We fine-tune on a high-resource language pair to initialize cross-lingual knowledge.

In [None]:
# For demo, let's use 'wmt14' dataset, or replace with your dataset
high_resource_dataset = load_dataset("wmt14", "hi-en")

In [47]:
high_resource_dataset['train'][0]

{'translation': {'en': 'January 0', 'hi': '० जनवरी'}}

#### Preprocessing

In [None]:
def preprocess_function(examples, src_lang, tgt_lang):
    # Set tokenizer source and target language codes correctly
    tokenizer.src_lang = src_lang
    tokenizer.tgt_lang = tgt_lang

    inputs = [ex[src_lang] for ex in examples["translation"]]
    targets = [ex[tgt_lang] for ex in examples["translation"]]

    model_inputs = tokenizer(inputs, max_length=128, truncation=True, padding="max_length")

    with tokenizer.as_target_tokenizer():
        labels = tokenizer(targets, max_length=128, truncation=True, padding="max_length")

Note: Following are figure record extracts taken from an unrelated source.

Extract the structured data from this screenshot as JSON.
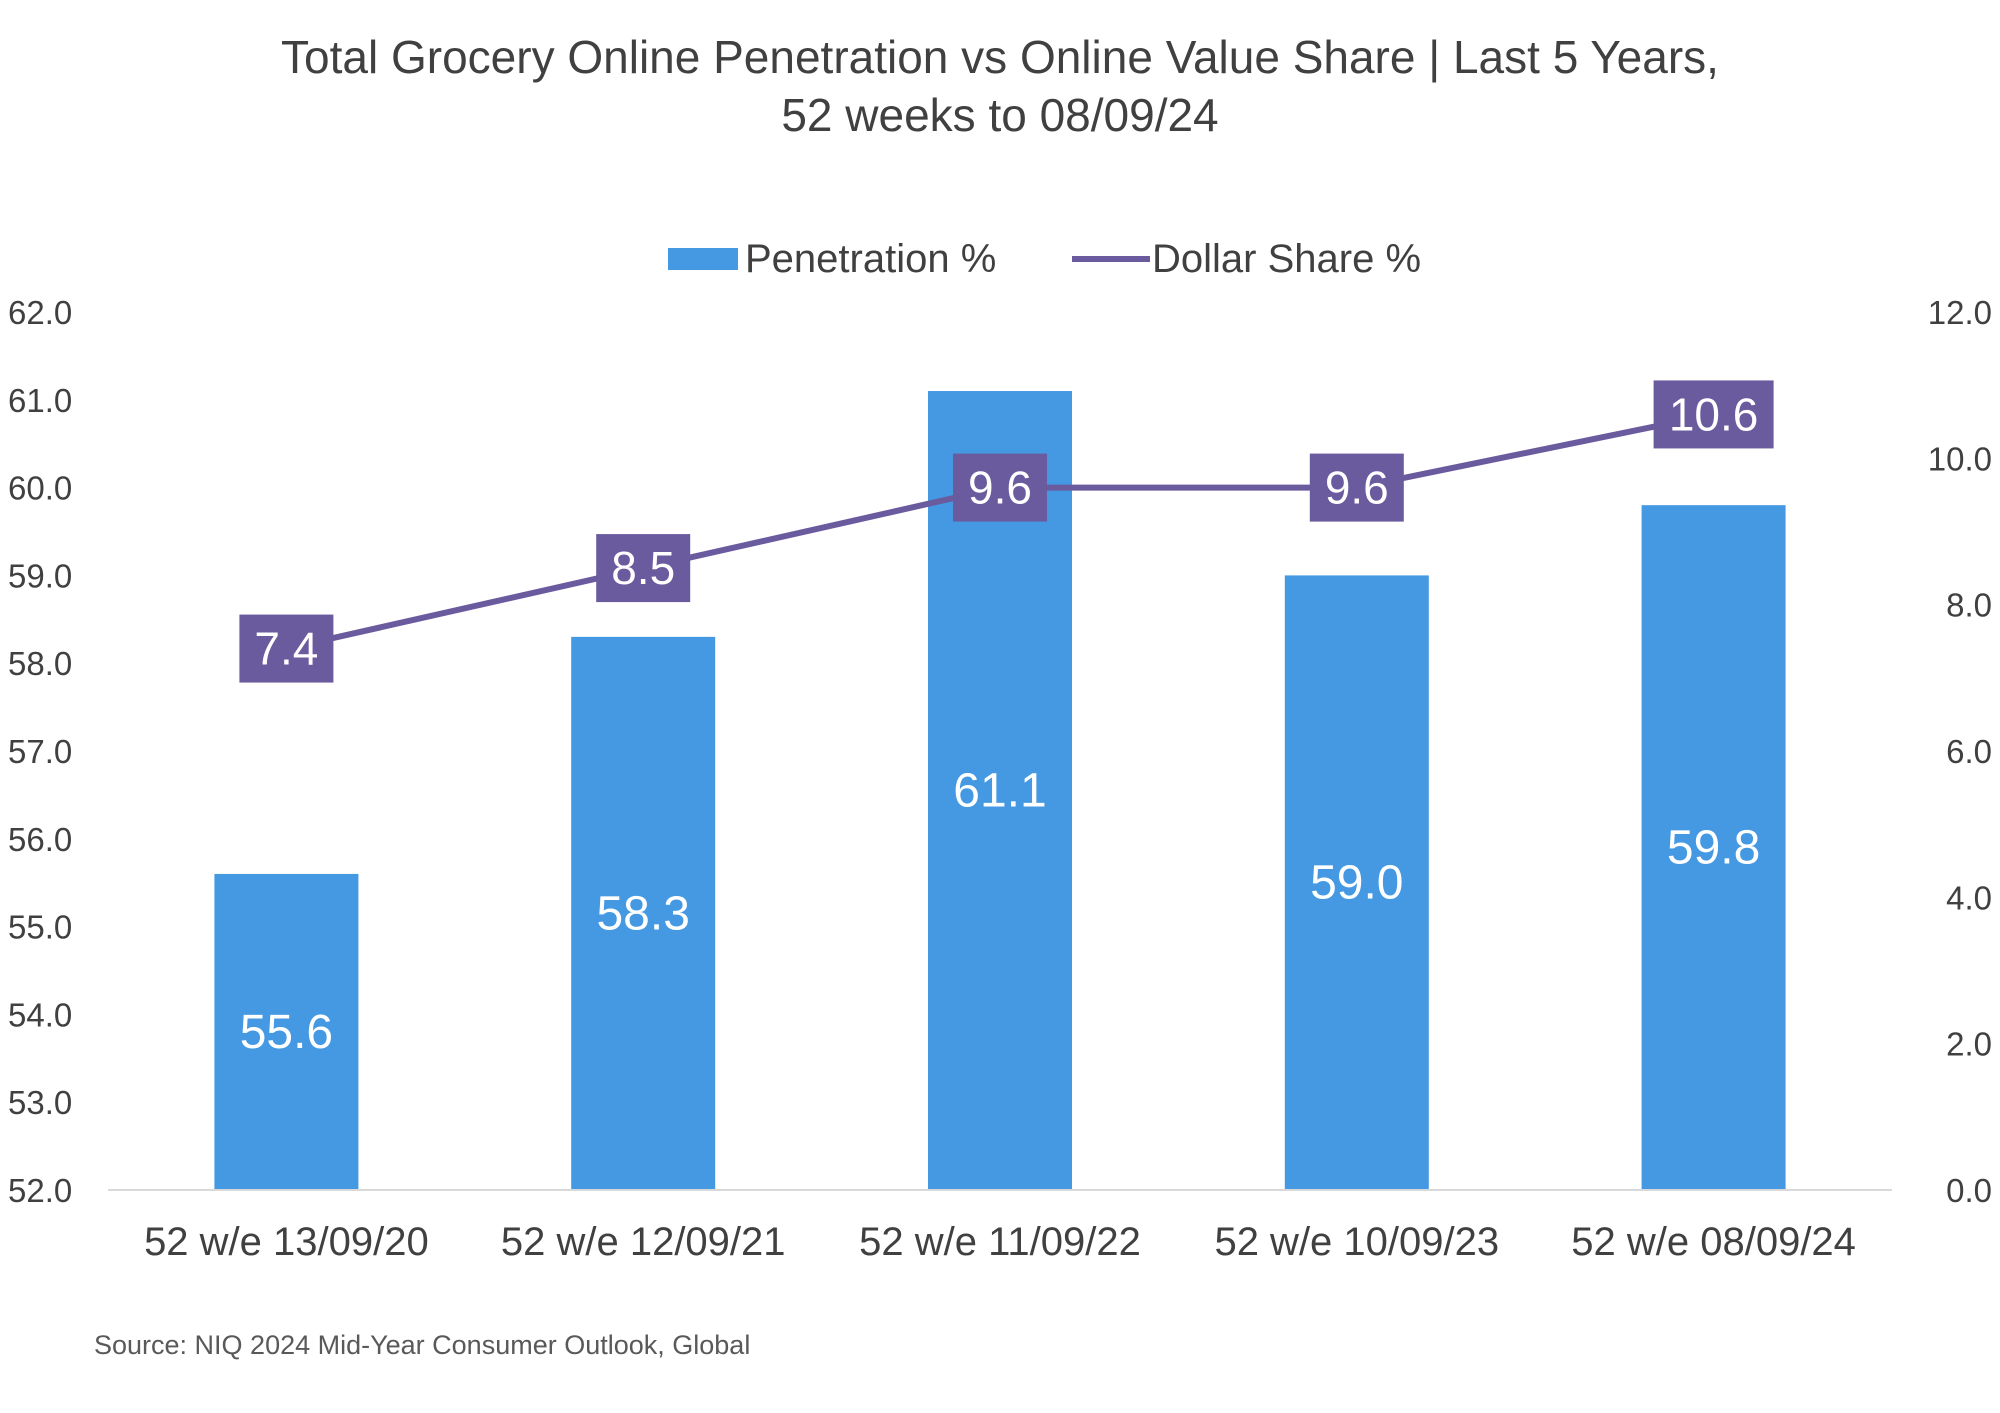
{
  "chart_data": {
    "type": "bar",
    "title": "Total Grocery Online Penetration vs Online Value Share | Last 5 Years,",
    "subtitle": "52 weeks to 08/09/24",
    "categories": [
      "52 w/e 13/09/20",
      "52 w/e 12/09/21",
      "52 w/e 11/09/22",
      "52 w/e 10/09/23",
      "52 w/e 08/09/24"
    ],
    "series": [
      {
        "name": "Penetration %",
        "type": "bar",
        "axis": "left",
        "color": "#4599E3",
        "values": [
          55.6,
          58.3,
          61.1,
          59.0,
          59.8
        ],
        "labels": [
          "55.6",
          "58.3",
          "61.1",
          "59.0",
          "59.8"
        ]
      },
      {
        "name": "Dollar Share %",
        "type": "line",
        "axis": "right",
        "color": "#6A5A9E",
        "values": [
          7.4,
          8.5,
          9.6,
          9.6,
          10.6
        ],
        "labels": [
          "7.4",
          "8.5",
          "9.6",
          "9.6",
          "10.6"
        ]
      }
    ],
    "y_left": {
      "ylim": [
        52.0,
        62.0
      ],
      "ticks": [
        "52.0",
        "53.0",
        "54.0",
        "55.0",
        "56.0",
        "57.0",
        "58.0",
        "59.0",
        "60.0",
        "61.0",
        "62.0"
      ]
    },
    "y_right": {
      "ylim": [
        0.0,
        12.0
      ],
      "ticks": [
        "0.0",
        "2.0",
        "4.0",
        "6.0",
        "8.0",
        "10.0",
        "12.0"
      ]
    },
    "legend": "top-center",
    "grid": false
  },
  "source": "Source: NIQ 2024 Mid-Year Consumer Outlook, Global",
  "colors": {
    "bar": "#4599E3",
    "line": "#6A5A9E",
    "axis_text": "#404040",
    "baseline": "#D9D9D9"
  }
}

    model_inputs["labels"] = labels["input_ids"]
    return model_inputs

#### Tokenize Dataset

In [None]:
# Prepare datasets for fine-tuning on Hindi-English
tokenized_high_resource = high_resource_dataset["train"].map(
    lambda x: preprocess_function(x, "hi_IN", "en_XX"),
    batched=True,
    remove_columns=high_resource_dataset["train"].column_names,
)

#### Train

In [None]:
# Training arguments
training_args = TrainingArguments(
    output_dir="./hi-en-mbart-finetuned",
    per_device_train_batch_size=8,
    evaluation_strategy="epoch",
    num_train_epochs=3,
    save_total_limit=1,
    save_steps=500,
    logging_steps=100,
    learning_rate=3e-5,
    weight_decay=0.01,
    report_to="none",
    disable_tqdm=False,
    fp16=True,
)

trainer = Trainer(
    model=model,
    args=training_args,
    train_dataset=tokenized_high_resource,
)

In [None]:
# Fine-tune on Hindi-English
trainer.train()

### 🔹 Step 2: Few-shot Fine-tuning on Kannada ↔ English

Now we adapt the model for the target low-resource pair using few-shot learning.


In [None]:
few_shot_dataset = load_dataset("path_to_your_kn_en_dataset")  # Replace with your dataset

#### Preprocess Few-shot Dataset

In [None]:

tokenized_few_shot = few_shot_dataset["train"].map(
    lambda x: preprocess_function(x, "kn", "en"),
    batched=True,
    remove_columns=few_shot_dataset["train"].column_names,
)

#### Few-shot Training


In [None]:
# Update training arguments for few-shot
few_shot_args = TrainingArguments(
    output_dir="./kn-en-mbart-fewshot",
    per_device_train_batch_size=4,
    evaluation_strategy="epoch",
    num_train_epochs=5,
    save_total_limit=2,
    save_steps=500,
    logging_steps=100,
    learning_rate=3e-5,
    weight_decay=0.01,
    report_to="none",
    disable_tqdm=False,
    fp16=True,
)

few_shot_trainer = Trainer(
    model=model,
    args=few_shot_args,
    train_dataset=tokenized_few_shot,
)

In [None]:
# Few-shot fine-tuning
few_shot_trainer.train()

### Summary

| Phase                  | Language Pair     | Dataset Size      | Purpose                               |
| ---------------------- | ----------------- | ----------------- | ------------------------------------- |
| High-resource Pretrain | Hindi ↔ English   | Large (WMT)       | Transfer learning initialization      |
| Few-shot Fine-tune     | Kannada ↔ English | Few-shot (500–2K) | Domain adaptation for low-resource MT |

This approach allows better generalization and transfer of knowledge to under-resourced translation tasks.